I am trying to implement an algorithm using multiple gpus. And I followed the simplemultipleGPU example provided by CUDA SDK but I am facing a memory address problem. I use the
ThreadList[i] = (HANDLE)_beginthreadex( NULL, 0, &solverThread, plan , 0, NULL ); the same as simplemultipleGPU example. The “plan” is a struct. And I am trying to use the
cudaHostAlloc((void **)&x,sizeof(float)*2,cudaHostAllocMapped); to allocate some memory to the varible “x” in the main thread. But when the program goes into the function “solverThread”. And I am trying to use cutilSafeCall( cudaHostGetDevicePointer((void **)&x_gpu,(void *)x,0) ); to get the mapped addresse in the GPU. The program displayed an error from cutilSafeCall (I think) .
Meanwhile, if I use cutilSafeCall( cudaHostGetDevicePointer((void **)&x_gpu,(void *)x,0) ); to get the mapped address in the main thread and then pass the gpu pointer to the “solverThread” directly, the program works but the result is not right compared with using the my kernal function directly in the main.
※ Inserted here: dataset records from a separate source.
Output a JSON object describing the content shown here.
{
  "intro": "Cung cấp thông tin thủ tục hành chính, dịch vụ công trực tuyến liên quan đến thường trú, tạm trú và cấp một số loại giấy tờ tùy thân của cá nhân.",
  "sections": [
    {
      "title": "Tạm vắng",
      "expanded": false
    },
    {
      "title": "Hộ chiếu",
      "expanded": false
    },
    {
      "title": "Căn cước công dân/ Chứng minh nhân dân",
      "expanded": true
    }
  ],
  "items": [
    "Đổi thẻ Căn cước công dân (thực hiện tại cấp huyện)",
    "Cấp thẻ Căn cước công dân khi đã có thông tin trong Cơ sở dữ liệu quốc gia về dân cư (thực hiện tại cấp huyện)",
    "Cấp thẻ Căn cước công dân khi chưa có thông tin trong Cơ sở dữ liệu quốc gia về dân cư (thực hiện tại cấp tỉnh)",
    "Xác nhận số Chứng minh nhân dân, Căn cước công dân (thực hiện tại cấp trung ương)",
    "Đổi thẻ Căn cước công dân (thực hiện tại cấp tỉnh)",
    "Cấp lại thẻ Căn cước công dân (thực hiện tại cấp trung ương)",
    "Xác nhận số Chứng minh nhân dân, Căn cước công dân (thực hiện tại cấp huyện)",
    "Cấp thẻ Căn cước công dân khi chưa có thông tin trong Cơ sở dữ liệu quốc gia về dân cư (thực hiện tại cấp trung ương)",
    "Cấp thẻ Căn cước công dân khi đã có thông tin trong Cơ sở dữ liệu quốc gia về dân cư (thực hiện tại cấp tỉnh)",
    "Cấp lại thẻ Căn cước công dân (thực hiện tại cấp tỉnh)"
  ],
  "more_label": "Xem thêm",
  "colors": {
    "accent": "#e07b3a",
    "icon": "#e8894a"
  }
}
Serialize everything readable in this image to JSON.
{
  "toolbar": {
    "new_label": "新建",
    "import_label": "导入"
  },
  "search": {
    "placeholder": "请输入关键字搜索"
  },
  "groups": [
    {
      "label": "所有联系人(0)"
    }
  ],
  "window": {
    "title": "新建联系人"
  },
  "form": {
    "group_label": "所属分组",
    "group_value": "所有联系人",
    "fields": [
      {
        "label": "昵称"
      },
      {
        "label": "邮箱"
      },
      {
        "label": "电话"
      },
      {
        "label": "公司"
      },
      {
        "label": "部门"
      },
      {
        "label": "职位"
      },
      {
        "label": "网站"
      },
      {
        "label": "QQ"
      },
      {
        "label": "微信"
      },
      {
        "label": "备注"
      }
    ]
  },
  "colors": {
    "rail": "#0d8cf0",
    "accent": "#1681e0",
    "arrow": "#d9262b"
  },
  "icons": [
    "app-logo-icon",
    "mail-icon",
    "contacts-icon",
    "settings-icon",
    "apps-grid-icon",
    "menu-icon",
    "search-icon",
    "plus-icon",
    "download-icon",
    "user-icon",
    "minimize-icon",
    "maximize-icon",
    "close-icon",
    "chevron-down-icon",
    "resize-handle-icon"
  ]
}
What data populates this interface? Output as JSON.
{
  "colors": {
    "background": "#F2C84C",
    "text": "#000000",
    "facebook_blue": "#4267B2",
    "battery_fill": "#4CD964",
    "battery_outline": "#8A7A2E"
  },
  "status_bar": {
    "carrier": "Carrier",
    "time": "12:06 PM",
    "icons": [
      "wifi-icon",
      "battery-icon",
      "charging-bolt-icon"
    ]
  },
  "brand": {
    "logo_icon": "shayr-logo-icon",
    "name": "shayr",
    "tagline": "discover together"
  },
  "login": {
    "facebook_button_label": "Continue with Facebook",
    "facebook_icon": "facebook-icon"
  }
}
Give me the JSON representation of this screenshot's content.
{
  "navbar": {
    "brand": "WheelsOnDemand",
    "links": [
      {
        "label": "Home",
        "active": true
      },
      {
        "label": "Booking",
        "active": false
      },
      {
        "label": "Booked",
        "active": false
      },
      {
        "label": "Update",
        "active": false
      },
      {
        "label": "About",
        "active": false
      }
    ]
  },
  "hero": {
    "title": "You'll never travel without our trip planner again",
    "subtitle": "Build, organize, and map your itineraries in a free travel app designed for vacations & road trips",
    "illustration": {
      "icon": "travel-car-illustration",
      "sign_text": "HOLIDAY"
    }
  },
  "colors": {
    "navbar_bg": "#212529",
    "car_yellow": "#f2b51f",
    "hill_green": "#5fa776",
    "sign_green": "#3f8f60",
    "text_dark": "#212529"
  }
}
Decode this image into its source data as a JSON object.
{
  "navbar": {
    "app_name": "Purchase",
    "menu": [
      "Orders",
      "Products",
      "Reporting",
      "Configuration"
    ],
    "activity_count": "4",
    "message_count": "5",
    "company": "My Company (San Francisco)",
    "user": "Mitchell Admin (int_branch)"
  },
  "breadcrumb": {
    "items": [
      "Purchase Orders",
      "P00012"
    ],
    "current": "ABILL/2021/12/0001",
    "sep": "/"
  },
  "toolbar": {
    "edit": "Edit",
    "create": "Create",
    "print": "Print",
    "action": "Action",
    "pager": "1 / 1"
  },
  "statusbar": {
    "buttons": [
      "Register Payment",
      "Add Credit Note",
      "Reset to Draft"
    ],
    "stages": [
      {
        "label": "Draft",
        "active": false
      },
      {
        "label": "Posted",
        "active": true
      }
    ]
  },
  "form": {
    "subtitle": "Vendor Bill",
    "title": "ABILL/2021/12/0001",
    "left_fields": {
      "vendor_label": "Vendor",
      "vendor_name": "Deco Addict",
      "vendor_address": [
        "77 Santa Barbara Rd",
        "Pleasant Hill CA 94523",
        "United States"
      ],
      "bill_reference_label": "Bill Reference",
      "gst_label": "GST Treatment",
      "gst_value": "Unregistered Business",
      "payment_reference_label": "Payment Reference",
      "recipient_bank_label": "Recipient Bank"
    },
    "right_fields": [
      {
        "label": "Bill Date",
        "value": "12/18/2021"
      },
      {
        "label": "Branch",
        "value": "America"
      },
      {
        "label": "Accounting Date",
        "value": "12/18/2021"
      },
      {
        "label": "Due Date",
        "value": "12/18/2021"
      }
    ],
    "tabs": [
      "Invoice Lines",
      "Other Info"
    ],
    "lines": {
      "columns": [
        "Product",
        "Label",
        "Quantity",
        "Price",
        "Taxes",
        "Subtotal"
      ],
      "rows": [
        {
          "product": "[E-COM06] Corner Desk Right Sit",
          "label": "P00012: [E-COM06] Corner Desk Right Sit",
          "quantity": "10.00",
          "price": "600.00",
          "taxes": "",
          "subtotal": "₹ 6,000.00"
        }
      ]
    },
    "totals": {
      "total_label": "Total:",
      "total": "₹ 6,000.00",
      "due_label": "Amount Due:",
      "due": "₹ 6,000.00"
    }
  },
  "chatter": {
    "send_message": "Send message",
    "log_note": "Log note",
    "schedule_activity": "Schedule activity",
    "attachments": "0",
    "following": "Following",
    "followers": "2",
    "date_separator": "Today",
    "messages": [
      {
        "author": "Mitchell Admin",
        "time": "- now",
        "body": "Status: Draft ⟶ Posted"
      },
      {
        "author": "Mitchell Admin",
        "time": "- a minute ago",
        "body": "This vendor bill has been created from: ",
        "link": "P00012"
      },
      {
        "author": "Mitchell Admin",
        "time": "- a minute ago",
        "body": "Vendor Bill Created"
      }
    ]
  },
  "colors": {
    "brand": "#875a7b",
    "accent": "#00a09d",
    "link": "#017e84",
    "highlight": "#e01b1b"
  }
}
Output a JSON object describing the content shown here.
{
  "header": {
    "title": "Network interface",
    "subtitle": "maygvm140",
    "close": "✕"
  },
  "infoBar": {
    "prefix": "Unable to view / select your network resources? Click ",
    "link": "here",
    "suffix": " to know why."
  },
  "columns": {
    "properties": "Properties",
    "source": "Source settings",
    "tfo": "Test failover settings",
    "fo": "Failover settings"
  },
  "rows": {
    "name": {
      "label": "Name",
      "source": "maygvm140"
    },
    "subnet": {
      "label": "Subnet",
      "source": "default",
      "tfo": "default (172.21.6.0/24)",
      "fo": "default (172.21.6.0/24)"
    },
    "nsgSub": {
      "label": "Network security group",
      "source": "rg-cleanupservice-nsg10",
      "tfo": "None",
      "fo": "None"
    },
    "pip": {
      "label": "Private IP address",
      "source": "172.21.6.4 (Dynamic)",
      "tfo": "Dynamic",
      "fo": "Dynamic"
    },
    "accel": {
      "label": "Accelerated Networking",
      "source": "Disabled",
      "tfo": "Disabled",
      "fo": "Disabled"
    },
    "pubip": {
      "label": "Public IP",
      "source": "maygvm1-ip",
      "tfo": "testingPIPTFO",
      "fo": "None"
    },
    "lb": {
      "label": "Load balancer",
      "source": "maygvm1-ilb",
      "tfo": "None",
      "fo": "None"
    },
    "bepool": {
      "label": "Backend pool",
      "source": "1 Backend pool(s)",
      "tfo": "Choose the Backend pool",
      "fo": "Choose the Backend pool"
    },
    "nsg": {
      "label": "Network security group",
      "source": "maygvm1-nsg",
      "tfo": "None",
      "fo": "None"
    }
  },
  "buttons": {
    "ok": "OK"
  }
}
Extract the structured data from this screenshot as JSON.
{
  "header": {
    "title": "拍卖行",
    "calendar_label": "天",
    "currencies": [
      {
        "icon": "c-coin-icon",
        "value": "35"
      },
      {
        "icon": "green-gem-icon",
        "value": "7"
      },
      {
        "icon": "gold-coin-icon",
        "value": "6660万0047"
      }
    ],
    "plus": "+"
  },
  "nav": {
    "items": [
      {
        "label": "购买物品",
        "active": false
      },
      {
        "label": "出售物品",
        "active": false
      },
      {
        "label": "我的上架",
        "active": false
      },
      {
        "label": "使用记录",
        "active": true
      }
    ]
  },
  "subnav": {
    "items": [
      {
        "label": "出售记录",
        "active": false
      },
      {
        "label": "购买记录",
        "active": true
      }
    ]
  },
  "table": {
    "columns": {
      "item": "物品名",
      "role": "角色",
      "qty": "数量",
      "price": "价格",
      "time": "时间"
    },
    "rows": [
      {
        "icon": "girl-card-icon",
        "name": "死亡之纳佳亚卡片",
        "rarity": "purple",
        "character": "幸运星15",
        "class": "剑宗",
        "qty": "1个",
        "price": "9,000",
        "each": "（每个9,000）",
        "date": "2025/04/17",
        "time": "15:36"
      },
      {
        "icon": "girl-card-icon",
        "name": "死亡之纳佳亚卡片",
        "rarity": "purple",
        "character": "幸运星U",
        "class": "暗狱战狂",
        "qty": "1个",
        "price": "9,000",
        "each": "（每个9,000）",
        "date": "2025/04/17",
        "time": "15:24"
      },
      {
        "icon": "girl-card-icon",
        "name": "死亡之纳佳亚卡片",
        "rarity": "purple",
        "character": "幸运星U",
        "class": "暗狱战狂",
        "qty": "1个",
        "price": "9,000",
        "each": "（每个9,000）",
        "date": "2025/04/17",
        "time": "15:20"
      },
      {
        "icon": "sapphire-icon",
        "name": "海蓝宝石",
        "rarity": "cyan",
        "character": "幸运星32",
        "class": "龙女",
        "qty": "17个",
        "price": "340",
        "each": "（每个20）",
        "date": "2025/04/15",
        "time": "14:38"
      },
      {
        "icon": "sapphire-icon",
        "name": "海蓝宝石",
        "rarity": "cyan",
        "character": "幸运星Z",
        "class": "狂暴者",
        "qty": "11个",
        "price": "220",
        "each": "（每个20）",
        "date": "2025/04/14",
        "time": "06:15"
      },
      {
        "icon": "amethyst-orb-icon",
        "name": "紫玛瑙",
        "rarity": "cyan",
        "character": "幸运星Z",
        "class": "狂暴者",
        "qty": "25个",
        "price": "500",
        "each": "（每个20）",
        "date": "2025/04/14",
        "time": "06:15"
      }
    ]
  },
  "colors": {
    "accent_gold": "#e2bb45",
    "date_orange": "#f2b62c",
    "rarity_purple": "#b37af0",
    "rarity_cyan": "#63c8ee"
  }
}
So I think this problem is caused by _beginthreadex. Does any one know how to solve it? Thank you very much!!!
That means if I allocate some bytes of cudaHostAllocMapped memory in “main”, I can not use cudaHostGetDevicePointer to get the device pointer in the thread created by “beginthreadex”. And I cannot pass the device pointer obtained in “main” directly to the thread created by “beginthreadex”.